Ask HN: How do huge sites with Millions of URL manage their sitemap?
Sites like twitter, facebook, quora, etc. probably would be having sitemap so that the search engines can crawl them in better way.
How do they manage such a huge sitemap?
What kind of special tools do they use for it?
I have a few sites with a few million Uris and found that the sitemap leads to much faster and better indexation than I would have had otherwise.
The sitemap protocol is a little bit awkward at this point since a sitemap file can only have 50k links so then you need a sitemap index. If you are not exceptionally careful you will see files updated when the crawlers are downloading them, sitemap indexes not perfectly synced to the sitemaps and other things that cause transient errors. In theory you could be careful with how things are date stamped to reduce the considerable load of downloading your site maps but web crawlers don't 100% trust assertions of how often things get updated.
Adding it up sitemaps work OK for a million pages, but probably not for a billion.

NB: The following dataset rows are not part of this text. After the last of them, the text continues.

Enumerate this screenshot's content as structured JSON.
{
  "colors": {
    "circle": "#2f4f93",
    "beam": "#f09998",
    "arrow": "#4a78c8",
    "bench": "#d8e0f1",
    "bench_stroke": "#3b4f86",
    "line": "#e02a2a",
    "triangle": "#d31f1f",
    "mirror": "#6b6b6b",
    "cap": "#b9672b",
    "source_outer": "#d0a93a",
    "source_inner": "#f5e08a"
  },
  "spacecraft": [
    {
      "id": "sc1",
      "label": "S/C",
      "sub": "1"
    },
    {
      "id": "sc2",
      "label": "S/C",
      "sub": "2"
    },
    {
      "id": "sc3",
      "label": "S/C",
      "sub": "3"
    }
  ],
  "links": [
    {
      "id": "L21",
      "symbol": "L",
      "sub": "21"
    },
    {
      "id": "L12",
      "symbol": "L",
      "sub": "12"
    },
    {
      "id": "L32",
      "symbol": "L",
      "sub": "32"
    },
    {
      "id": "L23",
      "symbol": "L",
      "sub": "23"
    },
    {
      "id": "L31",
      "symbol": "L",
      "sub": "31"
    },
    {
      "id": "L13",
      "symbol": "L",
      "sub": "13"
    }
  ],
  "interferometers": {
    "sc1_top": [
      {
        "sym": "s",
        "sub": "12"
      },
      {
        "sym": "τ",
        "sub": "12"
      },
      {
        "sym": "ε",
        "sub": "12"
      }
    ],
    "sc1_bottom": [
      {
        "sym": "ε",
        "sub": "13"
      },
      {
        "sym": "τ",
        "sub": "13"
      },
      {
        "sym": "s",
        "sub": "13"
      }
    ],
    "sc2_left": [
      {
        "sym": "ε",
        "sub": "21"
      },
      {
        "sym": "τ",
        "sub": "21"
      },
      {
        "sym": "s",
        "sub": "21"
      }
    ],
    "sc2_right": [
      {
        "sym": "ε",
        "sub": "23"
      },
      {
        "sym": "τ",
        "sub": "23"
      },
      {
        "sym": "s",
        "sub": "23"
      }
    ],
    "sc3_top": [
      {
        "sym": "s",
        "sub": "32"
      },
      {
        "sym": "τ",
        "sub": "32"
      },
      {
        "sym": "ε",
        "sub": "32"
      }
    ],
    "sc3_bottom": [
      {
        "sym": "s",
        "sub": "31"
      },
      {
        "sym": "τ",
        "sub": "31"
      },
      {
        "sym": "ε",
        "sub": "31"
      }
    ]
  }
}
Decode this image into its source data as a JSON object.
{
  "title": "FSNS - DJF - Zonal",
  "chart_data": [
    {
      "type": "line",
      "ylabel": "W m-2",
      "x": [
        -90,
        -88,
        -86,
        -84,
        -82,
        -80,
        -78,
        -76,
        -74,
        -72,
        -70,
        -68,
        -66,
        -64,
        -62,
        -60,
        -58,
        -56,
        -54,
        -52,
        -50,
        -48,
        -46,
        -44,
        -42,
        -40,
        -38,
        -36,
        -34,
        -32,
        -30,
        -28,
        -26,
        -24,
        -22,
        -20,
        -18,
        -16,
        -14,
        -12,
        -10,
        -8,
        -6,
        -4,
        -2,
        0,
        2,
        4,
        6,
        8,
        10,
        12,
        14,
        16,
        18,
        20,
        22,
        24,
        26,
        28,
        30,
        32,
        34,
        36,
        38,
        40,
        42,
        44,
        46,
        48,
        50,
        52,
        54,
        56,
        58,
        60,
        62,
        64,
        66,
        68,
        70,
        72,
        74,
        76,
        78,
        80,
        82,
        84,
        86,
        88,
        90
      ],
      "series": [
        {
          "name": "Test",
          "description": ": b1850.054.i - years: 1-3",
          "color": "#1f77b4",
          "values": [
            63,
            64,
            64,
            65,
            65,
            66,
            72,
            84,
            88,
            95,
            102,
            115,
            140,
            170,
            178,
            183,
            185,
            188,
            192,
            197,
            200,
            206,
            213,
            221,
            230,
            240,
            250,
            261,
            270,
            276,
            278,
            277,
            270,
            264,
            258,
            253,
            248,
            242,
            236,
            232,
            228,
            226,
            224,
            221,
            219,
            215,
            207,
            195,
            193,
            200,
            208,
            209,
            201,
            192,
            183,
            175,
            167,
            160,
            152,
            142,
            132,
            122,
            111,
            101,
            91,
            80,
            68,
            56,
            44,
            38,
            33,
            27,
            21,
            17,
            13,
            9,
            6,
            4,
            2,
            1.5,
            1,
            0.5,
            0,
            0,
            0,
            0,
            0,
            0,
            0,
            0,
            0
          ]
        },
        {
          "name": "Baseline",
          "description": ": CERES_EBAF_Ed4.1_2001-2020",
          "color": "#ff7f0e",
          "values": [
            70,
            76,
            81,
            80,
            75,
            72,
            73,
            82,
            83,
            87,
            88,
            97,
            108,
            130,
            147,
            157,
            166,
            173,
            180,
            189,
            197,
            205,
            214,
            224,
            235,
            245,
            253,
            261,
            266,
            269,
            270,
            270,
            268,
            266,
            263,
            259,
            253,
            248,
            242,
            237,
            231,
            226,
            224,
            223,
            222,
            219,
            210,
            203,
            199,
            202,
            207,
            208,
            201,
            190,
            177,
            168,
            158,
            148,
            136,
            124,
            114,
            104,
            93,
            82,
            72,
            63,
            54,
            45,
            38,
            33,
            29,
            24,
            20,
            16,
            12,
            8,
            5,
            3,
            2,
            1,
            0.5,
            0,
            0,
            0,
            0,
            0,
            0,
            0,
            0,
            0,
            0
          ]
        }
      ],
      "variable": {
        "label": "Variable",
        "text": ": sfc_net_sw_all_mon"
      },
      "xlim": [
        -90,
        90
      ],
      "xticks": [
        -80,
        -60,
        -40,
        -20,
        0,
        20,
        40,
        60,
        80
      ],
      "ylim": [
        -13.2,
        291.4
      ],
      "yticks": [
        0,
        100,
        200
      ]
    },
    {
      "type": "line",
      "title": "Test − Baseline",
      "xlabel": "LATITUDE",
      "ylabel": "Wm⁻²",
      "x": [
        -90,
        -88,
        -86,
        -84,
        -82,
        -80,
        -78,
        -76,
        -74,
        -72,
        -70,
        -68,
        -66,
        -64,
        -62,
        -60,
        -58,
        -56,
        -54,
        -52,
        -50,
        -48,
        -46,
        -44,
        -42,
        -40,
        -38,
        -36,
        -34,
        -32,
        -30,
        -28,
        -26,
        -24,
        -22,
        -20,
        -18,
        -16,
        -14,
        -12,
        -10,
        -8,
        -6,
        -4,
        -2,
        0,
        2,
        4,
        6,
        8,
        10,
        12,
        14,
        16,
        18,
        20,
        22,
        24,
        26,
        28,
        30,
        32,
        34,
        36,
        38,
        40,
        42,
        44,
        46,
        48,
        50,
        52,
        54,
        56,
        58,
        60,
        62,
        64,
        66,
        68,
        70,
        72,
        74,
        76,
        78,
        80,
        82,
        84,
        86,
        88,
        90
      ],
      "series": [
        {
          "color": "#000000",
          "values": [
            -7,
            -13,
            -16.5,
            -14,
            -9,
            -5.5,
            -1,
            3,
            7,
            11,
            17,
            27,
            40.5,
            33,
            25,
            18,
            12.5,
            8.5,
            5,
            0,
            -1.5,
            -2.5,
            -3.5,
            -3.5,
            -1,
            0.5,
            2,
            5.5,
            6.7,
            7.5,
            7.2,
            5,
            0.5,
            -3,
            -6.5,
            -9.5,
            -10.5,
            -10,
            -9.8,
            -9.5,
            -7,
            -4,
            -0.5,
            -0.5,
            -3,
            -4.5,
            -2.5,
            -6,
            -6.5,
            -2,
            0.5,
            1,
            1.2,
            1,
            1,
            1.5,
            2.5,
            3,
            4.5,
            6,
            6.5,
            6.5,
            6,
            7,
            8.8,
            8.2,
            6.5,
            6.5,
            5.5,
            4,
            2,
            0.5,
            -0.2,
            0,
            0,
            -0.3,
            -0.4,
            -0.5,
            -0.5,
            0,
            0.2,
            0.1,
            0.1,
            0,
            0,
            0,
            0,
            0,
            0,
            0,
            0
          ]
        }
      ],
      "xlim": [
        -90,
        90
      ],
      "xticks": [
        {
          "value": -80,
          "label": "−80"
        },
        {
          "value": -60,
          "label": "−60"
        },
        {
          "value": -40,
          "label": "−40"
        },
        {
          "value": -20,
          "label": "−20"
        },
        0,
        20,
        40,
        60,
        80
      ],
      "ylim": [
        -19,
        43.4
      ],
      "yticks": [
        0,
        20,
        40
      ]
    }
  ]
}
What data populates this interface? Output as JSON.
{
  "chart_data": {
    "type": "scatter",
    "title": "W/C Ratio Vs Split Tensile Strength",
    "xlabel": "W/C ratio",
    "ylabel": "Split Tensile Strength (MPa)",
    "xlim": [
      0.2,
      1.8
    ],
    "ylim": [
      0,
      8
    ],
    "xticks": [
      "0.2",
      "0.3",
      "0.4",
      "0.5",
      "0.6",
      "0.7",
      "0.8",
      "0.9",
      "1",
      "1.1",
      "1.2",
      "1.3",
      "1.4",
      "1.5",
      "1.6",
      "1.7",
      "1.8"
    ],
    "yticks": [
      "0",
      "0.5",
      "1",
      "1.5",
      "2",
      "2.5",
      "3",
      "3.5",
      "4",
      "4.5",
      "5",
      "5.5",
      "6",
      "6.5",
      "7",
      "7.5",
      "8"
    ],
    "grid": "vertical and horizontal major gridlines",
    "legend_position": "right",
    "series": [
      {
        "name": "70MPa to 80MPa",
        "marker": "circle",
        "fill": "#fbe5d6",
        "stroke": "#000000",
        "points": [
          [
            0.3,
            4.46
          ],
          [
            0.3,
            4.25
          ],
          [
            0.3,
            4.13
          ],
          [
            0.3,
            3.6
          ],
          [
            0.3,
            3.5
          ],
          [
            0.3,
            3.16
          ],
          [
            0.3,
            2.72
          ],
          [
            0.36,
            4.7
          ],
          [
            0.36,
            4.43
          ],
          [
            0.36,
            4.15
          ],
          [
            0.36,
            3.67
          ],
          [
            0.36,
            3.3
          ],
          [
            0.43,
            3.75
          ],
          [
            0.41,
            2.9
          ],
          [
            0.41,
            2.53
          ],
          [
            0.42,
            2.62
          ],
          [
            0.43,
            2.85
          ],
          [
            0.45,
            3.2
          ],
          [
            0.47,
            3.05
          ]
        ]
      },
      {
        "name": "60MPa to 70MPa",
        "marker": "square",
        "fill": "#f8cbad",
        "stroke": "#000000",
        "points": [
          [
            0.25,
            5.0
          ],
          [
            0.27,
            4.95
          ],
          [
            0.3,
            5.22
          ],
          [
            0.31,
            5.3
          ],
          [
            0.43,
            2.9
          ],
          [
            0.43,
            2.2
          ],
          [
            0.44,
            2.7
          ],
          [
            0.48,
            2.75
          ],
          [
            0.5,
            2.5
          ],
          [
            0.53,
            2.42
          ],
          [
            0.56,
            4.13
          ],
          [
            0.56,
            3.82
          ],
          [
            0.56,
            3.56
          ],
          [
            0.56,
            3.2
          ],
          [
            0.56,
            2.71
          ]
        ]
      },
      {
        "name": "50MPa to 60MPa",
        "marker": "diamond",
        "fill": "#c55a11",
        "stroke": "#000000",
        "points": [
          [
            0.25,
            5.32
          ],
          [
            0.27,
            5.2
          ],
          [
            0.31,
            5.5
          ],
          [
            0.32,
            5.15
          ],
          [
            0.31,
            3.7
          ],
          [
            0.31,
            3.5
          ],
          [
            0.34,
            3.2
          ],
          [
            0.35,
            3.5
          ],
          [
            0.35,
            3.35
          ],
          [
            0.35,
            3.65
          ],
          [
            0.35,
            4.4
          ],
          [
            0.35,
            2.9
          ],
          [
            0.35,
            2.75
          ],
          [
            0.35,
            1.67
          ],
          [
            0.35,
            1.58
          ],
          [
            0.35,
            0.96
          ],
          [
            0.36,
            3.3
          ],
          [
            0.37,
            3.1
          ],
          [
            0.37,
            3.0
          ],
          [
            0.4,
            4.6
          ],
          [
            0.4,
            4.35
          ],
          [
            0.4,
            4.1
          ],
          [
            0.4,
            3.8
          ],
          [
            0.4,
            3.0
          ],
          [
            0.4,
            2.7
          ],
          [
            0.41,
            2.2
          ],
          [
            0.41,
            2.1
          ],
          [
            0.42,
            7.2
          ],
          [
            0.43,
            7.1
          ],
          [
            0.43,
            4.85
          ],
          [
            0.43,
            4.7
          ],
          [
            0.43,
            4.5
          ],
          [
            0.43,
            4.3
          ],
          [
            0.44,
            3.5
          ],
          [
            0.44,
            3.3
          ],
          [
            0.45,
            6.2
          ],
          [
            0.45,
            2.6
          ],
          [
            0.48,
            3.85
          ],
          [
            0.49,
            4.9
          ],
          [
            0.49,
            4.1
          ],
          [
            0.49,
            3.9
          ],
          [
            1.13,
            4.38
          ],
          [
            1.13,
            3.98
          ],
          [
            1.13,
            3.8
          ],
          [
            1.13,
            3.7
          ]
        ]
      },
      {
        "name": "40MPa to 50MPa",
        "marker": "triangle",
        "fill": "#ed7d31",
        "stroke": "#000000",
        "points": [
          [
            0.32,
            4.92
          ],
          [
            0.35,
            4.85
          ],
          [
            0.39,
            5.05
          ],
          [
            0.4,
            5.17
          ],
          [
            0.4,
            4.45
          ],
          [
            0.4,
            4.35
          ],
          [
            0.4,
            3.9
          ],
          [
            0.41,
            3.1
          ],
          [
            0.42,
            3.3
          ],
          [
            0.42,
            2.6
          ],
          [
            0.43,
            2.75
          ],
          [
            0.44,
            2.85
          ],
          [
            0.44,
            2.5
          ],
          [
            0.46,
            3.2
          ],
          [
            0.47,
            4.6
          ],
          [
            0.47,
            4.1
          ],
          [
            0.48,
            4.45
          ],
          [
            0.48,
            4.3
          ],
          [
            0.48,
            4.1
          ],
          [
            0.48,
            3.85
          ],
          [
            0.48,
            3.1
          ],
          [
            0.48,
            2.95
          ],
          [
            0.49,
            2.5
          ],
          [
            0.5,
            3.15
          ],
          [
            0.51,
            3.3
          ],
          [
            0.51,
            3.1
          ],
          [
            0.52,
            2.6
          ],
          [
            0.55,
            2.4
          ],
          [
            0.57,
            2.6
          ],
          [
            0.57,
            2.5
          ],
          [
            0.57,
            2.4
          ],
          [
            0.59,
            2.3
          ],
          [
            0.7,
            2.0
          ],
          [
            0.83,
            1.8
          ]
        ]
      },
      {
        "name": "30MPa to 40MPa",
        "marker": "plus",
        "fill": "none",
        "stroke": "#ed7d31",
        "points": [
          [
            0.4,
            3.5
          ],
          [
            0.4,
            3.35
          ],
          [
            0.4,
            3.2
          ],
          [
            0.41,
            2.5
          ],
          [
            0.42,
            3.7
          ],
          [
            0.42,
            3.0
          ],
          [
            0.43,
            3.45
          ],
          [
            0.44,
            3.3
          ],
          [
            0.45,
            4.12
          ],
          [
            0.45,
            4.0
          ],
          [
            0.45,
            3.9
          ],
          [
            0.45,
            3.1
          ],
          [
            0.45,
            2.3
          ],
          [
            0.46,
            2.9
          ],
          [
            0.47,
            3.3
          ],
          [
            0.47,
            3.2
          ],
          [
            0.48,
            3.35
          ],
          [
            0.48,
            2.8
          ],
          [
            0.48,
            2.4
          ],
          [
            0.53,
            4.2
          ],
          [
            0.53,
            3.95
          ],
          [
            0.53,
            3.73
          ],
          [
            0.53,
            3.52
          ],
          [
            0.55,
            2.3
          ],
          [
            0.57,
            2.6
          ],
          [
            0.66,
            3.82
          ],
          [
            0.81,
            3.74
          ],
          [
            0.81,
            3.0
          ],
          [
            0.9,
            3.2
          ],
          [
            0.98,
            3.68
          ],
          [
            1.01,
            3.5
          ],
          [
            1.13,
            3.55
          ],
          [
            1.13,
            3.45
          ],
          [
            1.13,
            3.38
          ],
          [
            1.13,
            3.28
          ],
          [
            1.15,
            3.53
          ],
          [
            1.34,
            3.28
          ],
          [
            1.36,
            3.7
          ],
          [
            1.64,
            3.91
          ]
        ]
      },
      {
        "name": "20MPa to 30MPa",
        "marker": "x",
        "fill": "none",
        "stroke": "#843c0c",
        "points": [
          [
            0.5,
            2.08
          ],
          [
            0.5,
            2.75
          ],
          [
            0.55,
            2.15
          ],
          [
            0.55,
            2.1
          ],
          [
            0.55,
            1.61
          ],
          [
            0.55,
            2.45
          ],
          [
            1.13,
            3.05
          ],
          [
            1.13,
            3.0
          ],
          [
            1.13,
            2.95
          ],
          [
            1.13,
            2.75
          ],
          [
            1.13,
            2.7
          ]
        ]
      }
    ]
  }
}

I can't seem to find any evidence of a sitemap on Twitter, Facebook or Quora.
Quora has THIS: http://www.quora.com/sitemap
I can't find any sort-of XML, JSON, or even TXT sitemap on any major site like that.
They may have a special agreement with the search engines, or maybe their sitemaps only appear to search bot user agents/IP's.
The other alternative could be that they simply DON'T HAVE A SITEMAP. Search bots might just be crawling them as normal, or with some sort-of link feed agreement with the companies, which lets them index as soon as a new link is created internally.